Minagawa Kien (皆川淇園)

Kien MINAGAWA (January 1, 1735 - June 21, 1807) was a Confucianist ('Jugakusha' or 'Jusha' in Japanese) who lived in mid-Edo period. Kien's father was Nariyoshi MINAGAWA (who was also called Shundo and Hakushu), and his biological younger brother was Nariakira FUJITANI (who was also called Sojo and Kitanobe) who was known as a scholar of ancient Japanese thought and culture ('Kokugakusha' in Japanese). Kien was the pen name, and his real name was Gen. Hakukyo was Kien's azana (Chinese courtesy name which was, historically, the name formerly given to adult Chinese men, used in place of their given name in formal situations; scholars and the literati of Japan adopted this custom of courtesy name). Kien's common name was Bunzo. Another pen name of Kien was Yuhisai. Kien was born in Kyoto.

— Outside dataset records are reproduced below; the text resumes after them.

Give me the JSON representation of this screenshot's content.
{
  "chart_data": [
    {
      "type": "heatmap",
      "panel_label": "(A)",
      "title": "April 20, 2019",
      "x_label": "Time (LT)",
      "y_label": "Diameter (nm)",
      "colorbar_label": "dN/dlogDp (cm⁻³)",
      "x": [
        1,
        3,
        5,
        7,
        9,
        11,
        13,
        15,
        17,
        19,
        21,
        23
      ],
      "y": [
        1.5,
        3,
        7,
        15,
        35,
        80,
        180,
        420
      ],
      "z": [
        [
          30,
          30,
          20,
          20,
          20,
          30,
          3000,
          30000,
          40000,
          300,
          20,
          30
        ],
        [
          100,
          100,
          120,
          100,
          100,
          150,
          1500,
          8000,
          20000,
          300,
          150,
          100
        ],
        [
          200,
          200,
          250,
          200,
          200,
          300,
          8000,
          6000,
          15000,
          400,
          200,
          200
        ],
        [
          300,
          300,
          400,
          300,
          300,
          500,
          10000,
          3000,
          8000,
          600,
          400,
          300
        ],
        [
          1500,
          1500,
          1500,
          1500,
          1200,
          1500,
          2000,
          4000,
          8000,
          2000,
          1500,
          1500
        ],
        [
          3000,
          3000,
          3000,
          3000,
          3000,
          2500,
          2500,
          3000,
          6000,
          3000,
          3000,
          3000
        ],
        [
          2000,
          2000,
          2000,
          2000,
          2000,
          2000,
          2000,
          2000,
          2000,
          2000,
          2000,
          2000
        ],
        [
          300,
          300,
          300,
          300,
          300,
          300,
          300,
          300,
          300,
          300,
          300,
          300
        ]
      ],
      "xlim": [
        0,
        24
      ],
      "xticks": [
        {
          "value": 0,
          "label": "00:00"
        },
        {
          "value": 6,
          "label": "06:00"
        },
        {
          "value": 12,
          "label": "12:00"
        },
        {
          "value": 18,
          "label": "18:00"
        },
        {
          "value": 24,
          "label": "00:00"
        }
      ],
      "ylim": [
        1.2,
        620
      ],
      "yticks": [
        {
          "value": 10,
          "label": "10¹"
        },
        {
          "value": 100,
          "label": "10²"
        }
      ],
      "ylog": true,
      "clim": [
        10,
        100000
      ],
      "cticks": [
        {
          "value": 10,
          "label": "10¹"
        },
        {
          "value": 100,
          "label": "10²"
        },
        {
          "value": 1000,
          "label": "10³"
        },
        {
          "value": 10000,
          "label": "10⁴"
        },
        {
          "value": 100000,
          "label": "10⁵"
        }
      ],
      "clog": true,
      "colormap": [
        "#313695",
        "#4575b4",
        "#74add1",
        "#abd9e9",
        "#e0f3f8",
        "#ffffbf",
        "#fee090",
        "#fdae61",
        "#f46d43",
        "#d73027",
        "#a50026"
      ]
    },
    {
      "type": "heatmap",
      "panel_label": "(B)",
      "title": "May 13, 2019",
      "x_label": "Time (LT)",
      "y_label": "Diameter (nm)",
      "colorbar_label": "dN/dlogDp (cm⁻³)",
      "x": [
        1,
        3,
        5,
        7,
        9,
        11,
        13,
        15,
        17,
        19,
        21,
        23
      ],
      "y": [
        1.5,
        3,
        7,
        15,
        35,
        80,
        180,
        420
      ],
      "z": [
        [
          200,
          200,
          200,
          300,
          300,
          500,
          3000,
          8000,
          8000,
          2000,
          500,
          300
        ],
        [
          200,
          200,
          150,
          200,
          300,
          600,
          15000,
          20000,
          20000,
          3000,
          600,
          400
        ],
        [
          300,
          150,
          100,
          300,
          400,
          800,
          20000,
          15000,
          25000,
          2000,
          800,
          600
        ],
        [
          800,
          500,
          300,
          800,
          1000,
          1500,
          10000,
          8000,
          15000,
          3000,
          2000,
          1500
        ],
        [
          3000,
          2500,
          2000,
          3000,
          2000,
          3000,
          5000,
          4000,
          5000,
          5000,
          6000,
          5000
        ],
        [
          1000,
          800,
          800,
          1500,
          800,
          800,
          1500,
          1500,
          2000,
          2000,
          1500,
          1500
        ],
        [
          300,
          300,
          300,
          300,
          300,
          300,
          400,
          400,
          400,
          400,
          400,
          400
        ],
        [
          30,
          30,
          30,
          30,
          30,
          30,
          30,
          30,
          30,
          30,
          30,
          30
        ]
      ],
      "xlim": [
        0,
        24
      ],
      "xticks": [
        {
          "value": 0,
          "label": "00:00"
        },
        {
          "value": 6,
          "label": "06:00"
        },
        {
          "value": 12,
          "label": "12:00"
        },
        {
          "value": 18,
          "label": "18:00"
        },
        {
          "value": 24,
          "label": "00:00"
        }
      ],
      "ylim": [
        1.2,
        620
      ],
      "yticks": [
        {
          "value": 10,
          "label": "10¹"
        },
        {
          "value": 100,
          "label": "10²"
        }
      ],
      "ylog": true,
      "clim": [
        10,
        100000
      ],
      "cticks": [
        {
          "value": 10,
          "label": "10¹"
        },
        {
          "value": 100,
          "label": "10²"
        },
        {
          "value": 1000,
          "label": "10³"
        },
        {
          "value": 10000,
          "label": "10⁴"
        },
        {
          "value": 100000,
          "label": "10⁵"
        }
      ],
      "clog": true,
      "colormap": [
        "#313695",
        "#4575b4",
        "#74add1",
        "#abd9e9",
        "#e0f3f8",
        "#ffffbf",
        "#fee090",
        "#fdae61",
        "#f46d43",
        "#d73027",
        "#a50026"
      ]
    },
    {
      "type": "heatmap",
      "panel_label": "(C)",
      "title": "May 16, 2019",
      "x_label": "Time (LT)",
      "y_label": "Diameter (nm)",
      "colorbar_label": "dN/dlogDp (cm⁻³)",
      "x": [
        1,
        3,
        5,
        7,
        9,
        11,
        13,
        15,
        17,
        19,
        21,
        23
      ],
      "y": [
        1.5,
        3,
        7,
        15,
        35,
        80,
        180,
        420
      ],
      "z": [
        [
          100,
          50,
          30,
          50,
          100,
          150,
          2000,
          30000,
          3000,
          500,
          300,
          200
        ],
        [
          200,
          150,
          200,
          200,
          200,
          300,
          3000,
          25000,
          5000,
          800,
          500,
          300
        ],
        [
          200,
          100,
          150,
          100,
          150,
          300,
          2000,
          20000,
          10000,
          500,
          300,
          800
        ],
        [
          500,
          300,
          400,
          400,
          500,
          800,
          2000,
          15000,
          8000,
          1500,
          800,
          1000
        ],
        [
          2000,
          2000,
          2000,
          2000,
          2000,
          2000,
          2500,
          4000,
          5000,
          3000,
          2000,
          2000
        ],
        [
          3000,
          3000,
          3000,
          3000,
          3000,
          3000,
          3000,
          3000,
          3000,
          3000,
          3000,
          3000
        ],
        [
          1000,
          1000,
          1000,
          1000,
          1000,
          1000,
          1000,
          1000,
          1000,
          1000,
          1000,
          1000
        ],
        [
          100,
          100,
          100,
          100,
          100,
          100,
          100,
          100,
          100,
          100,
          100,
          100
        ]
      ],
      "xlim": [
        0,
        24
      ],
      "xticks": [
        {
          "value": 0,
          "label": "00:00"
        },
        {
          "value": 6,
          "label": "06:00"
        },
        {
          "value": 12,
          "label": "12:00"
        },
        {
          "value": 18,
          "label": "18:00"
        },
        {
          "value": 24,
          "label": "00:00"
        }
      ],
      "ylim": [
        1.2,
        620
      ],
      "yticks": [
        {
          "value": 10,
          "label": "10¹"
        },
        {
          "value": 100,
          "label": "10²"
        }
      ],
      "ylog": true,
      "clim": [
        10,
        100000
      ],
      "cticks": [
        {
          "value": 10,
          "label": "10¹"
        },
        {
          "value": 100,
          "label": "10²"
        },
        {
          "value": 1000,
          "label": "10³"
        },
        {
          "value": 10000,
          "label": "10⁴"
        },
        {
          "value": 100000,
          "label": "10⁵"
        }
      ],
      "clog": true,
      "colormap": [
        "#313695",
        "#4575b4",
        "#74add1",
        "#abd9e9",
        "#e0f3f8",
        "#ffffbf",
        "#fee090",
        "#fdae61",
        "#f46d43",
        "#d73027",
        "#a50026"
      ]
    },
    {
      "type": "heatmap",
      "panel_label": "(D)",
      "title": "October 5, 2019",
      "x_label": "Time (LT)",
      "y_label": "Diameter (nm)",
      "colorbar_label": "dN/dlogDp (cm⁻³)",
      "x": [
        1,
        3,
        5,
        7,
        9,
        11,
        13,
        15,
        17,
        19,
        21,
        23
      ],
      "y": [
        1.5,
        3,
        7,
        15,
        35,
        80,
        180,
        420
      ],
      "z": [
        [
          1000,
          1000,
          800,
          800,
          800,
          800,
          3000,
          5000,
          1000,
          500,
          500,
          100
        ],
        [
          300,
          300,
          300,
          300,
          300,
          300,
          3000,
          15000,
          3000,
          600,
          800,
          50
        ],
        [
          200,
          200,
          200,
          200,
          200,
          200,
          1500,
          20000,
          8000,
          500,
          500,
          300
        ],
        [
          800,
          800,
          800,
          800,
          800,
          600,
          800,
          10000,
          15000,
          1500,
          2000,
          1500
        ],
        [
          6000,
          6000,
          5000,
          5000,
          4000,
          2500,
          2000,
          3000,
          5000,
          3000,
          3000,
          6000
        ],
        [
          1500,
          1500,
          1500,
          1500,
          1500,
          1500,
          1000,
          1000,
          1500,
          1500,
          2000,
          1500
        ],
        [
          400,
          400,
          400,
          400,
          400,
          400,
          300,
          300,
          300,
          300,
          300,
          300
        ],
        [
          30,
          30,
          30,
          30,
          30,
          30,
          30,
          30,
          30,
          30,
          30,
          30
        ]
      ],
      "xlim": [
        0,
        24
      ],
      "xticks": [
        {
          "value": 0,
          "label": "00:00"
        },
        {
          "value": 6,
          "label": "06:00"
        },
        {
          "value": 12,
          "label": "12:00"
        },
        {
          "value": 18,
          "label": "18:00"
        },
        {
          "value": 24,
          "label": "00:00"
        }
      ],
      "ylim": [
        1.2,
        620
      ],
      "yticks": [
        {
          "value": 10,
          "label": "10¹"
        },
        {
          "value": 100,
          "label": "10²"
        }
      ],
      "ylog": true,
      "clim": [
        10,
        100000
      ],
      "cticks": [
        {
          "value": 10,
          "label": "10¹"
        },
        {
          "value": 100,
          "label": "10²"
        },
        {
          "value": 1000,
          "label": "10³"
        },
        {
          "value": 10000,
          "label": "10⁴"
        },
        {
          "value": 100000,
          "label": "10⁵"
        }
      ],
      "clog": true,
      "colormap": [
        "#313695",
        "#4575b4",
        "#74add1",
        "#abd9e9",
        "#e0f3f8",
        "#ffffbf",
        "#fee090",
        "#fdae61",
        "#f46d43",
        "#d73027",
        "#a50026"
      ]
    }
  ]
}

Kien learned Confucianism ('jugaku' in Japanese) under Kinri ITO and Genken MIYAKE. Kien studied further into the art of divination ('ekigaku' in Japanese), and based on his own philological theory did he advance a 'Kaibutsu-ron' theory (literally, 'kai' means opening and 'butsu' means objects, the 'kai-butsu' referring to a method of grasping the meaning of a word by voicing it so as to understand an object via name) which interpreted a relationship between 'name' and 'object,' and published books annotating many basic literature for Confucianism (which literature was called 'Keisho'), the books including "Roshi" (Lao Tzu or Lao-tse or Lao·zi; literally "Master Lao"), "Soshi" (Zhuangzi or Chuang-tzu; literally "Master Zhuang"), "Resshi" (Liezi or Lièzĭ or Lieh Tzu; literally "Master Lie") and "Rongo" (Lunyu in Chinese or Analects in English, also known as the Analects of Confucius). Kien was invited as a teacher of honor ('hinshi' in Japanese) by some feudal lords including Nobumine MATSUDAIRA of Kameyama Domain, Kiyoshi MATSUURA of Hirado Domain and Yasusada HONDA of Zeze Domain. Kien founded a private school in Kyoto, where he is said to have taught more than 3,000 students. Influenced by Ju EMURA's Shakujodo-shisha (the term shisha refers to a Chinese poetry salon), Kien and his fellow scholars Ritsuzan SHIBANO and Soshu AKAMATSU established their own shisha called Sanpaku-sha. Kien was also a prominent painter whose work of sansui-ga (landscape painting) was as highly regarded as his master Okyo MARUYAMA's. In 1806, Kien in late life gained support from various feudal lords so that he founded a 'gakumonsho' private school (MINAGAWA Kien Kodokan) in Kyoto. However, without fulfilling his life ambition did Kien die in the following year, at the age of 74. Kien was buried in the graveyard of Amida-ji Temple in Kyogoku area. Kien's boshi (epitaph or the record of the life of a deceased person which was inscribed on a slab of stone and placed in the tomb or inscribed on the tombstone) was created by Kiyoshi MATSUURA who composed the sentence and Yasusada HONDA who handwrote it.